[LLVMdev] 2.4 Pre-release (v1) Available for Testing

Kenneth Boyd zaimoni at zaimoni.com
Sat Oct 11 06:30:59 PDT 2008


OvermindDL1 wrote:
> On Fri, Oct 10, 2008 at 10:27 PM, Kenneth Boyd <zaimoni at zaimoni.com> wrote:
>   
>> /* snip */
>>     
>
> I think a pure C++ llvm test platform would work quite well
> personally.  Not only could you test little parts of the API, but you
> can also create IR in memory (or load the occasional file, but then
> that would not test more of the things, which is kind of the purpose)
> and either JIT it to test execution of compiled llvm code, as well as
> being able to run various optimization passes in different orders of
> different sets and still verify that the code works correctly.  With
> such a C++ test platform you do not need to do anything with the
> standard output/input as you can read everything directly, do not need
> error codes, would just need to make sure everything works as
> expected.  Such as create some IR for known complicated problems for
> many of the passes and confirm that they always work and nothing
> breaks, can even make some that fail now that some optimization pass
> should optimize so that would help encourage it to be fixed so that,
> that one test would pass.
>
> I see no reason why any shell scripts, DejaGNU, etc... or anything
> would be necessary.
I don't think anyone is arguing that these are *necessary*, just that 
the time-to-maintain is far less with a test framework that 
automatically picks up all test cases and uses the test cases themselves 
to determine when to run them, and how.
>   If a compiler is capable of compiling llvm, then
> it is certainly most capable of creating and handling the tests
> through pure C++ as well, as such you would make the tests far more
> distributable.
At the absolute minimum, simple counting of the success/failure/internal 
error results requires three different exit codes, and a test driver 
capable of tallying them up and reporting all failures (unexpected 
success, unexpected failure, and internal errors with a designated 
distinct exit code).

That much could be done in C++, although the maintainability of even 
this is much simpler using a Bourne shell script to coordinate the C++ 
test drivers.  If I didn't have to worry about automatically picking up 
the *.ll tests and configuring them via DejaGNU-command comments, 
creating said test driver for the *.ll files would be a rote-work task.
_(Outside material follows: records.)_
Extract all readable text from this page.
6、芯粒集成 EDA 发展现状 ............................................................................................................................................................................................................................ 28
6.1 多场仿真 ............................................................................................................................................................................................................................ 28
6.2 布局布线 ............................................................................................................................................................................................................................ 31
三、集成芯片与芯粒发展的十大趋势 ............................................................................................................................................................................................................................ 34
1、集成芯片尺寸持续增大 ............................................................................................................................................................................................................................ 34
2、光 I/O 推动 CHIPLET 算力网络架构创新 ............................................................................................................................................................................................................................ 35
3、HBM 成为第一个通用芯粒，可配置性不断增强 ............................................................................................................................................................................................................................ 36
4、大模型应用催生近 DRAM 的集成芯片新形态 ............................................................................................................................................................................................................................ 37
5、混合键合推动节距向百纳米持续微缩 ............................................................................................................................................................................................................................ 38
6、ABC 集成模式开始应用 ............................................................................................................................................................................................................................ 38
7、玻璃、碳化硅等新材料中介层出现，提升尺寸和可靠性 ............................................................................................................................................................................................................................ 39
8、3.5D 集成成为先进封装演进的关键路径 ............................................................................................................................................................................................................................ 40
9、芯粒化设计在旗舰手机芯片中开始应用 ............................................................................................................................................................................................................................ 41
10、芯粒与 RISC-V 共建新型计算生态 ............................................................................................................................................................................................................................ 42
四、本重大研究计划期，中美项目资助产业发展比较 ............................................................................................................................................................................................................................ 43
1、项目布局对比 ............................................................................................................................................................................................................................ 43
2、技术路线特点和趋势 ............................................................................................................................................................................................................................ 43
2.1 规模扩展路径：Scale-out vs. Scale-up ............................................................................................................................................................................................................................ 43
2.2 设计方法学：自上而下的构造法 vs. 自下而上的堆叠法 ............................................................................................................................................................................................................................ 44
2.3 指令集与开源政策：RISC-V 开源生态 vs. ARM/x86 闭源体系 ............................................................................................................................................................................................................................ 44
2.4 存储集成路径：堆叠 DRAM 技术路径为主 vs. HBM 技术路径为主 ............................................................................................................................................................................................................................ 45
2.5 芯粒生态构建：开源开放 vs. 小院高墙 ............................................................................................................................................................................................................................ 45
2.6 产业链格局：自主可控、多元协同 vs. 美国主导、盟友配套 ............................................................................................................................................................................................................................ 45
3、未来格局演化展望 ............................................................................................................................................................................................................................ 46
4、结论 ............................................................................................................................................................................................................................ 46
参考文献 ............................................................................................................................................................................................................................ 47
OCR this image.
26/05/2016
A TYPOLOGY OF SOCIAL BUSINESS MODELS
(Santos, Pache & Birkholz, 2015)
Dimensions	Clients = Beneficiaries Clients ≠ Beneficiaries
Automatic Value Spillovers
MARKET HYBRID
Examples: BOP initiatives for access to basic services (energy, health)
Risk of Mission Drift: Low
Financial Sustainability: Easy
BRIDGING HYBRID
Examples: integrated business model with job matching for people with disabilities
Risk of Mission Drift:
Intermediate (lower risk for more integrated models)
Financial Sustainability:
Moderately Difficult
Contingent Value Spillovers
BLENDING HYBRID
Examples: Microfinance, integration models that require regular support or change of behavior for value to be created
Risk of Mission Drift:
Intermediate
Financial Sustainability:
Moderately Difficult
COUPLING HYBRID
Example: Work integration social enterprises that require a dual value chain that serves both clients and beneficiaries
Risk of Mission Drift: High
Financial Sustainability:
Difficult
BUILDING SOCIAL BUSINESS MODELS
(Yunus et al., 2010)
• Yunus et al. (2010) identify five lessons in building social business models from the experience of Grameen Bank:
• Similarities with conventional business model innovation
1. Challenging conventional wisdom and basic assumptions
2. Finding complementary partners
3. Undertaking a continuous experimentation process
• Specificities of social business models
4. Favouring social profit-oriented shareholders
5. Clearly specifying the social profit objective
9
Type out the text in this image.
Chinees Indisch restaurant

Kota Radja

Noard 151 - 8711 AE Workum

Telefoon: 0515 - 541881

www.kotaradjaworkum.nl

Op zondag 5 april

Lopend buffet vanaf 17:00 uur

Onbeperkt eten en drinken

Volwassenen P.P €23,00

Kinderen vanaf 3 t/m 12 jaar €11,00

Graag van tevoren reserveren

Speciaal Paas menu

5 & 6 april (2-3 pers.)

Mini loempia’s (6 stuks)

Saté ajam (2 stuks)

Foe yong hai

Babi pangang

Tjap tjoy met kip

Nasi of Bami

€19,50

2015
The problem is when you need to inspect stderr/stdout; the C and C++ 
standard libraries are pretty much not there, POSIX only works 
*NIX-side, and Boost generally locks out all but the most compliant or 
major compiliers for interprocess work.

The send-in-the-report feature of the current test framework is also 
mandatory; until that has an alternate, the DejaGNU framework should be 
staying.
> (consequently, it is reasons like this that I also *HATE* the automake
> tools as they create the most convoluted horrible to deal with build
> scripts in existence, where-as cmake works wonderfully, and if you
> really need to do special crap like automake things do, it is just as
> easy to whip up a short C++ program, add its project to your build,
> have it build and execute first before building the rest, all easy to
> do, and very multiplatform).
>   
CMake either works wonderfully (most of the time), or not at all. (My 
platform, MingW32.  CMake incorrectly classifies MingW32 vs CygWin by 
the presence of sh,  throws CygWin fullpaths at MingW32: catastrophic 
failure. Verified with CMake 2.6.1 and CMake 2.6.2, will not bootstrap.)

At least I can repair automake-configure generated makefiles when this 
happens.  CMake is unrepairable (which indicates a serious architectural 
flaw, not repairable merely by adding in enough intelligence to 
distinguish between CygWin and MingW32 with sh).
> I do find it humorous though in how so many people seem to rely on 50
> little types of shell scripts spread across 50 different languages
>   
No need to resort to hyperbole.  Five is credible.